Old Patches on New Garments

My awareness from absorbing Proverbs 25:4 has been lingering for days. The first thing that became apparent was the “dross” cannot coexist with the “silver” prompting a giving up process versus one of getting. The preeminent venture capitalist, Ann Winblad, once said, “If you are going to invest forward, what you knew yesterday is not good enough for tomorrow.” She was, of course, referring to financial investments but the same analogy is true of the spirit. We must be willing to give up worn out concepts whose tattered edges are fishhooks to the soul. They represent our identity with yesterday’s definitions and they are “not good enough for tomorrow.”

Not long ago, a minister made the same point in her Sunday sermon. She told of breaking a fingernail en route to a presentation several hours away where she was the keynote speaker. Since there wasn’t time for a repair manicure, she decided to stop at the first drugstore, buy nail glue and glue the broken part of her nail back on. Glue in hand with twenty minutes to spare this seemed like a plan, except for one thing.

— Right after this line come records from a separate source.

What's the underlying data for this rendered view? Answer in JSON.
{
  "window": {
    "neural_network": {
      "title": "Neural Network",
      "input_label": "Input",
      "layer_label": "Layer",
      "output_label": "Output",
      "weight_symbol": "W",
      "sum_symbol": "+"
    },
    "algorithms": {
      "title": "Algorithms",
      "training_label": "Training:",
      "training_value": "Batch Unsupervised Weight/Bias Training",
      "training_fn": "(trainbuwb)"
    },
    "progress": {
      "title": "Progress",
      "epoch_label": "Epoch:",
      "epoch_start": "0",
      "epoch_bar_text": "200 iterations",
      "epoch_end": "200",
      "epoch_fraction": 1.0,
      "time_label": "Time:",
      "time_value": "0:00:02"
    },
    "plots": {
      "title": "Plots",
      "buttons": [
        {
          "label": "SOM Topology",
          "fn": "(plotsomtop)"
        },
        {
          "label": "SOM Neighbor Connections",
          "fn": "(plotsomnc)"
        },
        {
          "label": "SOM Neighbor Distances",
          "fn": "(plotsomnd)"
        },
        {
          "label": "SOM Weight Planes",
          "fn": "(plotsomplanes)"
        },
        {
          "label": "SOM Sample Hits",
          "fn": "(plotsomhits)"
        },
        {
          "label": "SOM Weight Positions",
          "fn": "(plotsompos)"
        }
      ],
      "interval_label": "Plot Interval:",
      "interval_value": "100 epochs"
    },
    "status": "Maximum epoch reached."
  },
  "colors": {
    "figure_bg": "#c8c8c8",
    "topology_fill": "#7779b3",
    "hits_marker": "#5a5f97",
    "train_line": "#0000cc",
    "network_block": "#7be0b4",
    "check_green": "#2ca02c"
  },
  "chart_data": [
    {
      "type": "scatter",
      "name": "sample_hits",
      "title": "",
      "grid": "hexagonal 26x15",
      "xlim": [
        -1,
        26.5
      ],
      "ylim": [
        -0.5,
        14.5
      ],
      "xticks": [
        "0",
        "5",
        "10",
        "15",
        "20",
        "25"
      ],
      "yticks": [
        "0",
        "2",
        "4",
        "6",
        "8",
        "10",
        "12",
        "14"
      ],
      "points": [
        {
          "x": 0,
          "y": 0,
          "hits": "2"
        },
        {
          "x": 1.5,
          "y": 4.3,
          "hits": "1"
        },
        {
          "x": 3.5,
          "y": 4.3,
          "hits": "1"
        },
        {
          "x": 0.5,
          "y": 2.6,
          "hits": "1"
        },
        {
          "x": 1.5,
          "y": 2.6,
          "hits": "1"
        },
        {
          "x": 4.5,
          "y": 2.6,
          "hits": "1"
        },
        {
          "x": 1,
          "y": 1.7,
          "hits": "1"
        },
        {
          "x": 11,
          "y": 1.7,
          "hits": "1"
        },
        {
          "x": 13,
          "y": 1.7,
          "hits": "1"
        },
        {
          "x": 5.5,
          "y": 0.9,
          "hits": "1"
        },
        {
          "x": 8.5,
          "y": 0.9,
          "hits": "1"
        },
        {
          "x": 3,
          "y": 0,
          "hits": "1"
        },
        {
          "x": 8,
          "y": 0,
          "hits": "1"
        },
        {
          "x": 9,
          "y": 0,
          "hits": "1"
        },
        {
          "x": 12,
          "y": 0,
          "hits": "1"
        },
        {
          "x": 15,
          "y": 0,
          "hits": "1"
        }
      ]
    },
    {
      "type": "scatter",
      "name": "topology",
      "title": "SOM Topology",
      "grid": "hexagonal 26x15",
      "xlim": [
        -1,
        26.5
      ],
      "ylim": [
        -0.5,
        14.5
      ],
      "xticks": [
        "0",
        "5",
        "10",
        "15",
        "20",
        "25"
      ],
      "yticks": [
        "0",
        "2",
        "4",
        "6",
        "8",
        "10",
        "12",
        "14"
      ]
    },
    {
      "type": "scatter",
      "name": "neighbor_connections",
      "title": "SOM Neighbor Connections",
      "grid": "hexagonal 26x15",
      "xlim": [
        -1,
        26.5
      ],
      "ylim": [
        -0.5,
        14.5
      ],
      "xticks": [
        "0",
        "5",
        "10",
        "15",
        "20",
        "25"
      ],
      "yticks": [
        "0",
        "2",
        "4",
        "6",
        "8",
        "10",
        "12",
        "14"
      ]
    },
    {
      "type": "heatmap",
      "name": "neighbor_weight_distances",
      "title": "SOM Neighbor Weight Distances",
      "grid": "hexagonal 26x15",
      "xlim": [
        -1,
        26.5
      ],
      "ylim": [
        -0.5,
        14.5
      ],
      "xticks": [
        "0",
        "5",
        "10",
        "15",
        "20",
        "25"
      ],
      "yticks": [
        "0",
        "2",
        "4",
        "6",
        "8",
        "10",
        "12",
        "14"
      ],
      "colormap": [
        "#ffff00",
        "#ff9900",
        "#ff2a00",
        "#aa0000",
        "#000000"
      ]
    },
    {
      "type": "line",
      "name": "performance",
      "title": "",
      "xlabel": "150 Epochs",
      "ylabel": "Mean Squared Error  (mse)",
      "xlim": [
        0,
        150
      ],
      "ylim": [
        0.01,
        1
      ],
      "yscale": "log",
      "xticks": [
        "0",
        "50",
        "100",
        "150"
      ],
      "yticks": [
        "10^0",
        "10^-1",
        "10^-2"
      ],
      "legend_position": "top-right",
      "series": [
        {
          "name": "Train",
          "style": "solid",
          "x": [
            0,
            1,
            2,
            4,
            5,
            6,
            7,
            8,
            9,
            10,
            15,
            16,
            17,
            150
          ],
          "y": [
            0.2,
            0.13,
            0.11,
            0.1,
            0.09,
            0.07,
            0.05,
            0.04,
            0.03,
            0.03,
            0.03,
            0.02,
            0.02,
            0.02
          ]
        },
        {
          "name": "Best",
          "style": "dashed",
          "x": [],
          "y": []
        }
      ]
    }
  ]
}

When she attempted to glue the broken part of the nail back, it didn’t fit! In a flash, she saw the fluidity of life and that imperceptible change takes place in each moment. When we hold onto the dead parts that have broken off and attempt to affix them onto the present, disappointment is the result. Her experience turned out to be a valuable lesson she shared with her audience as she held up her hand, broken nail included, for all to see.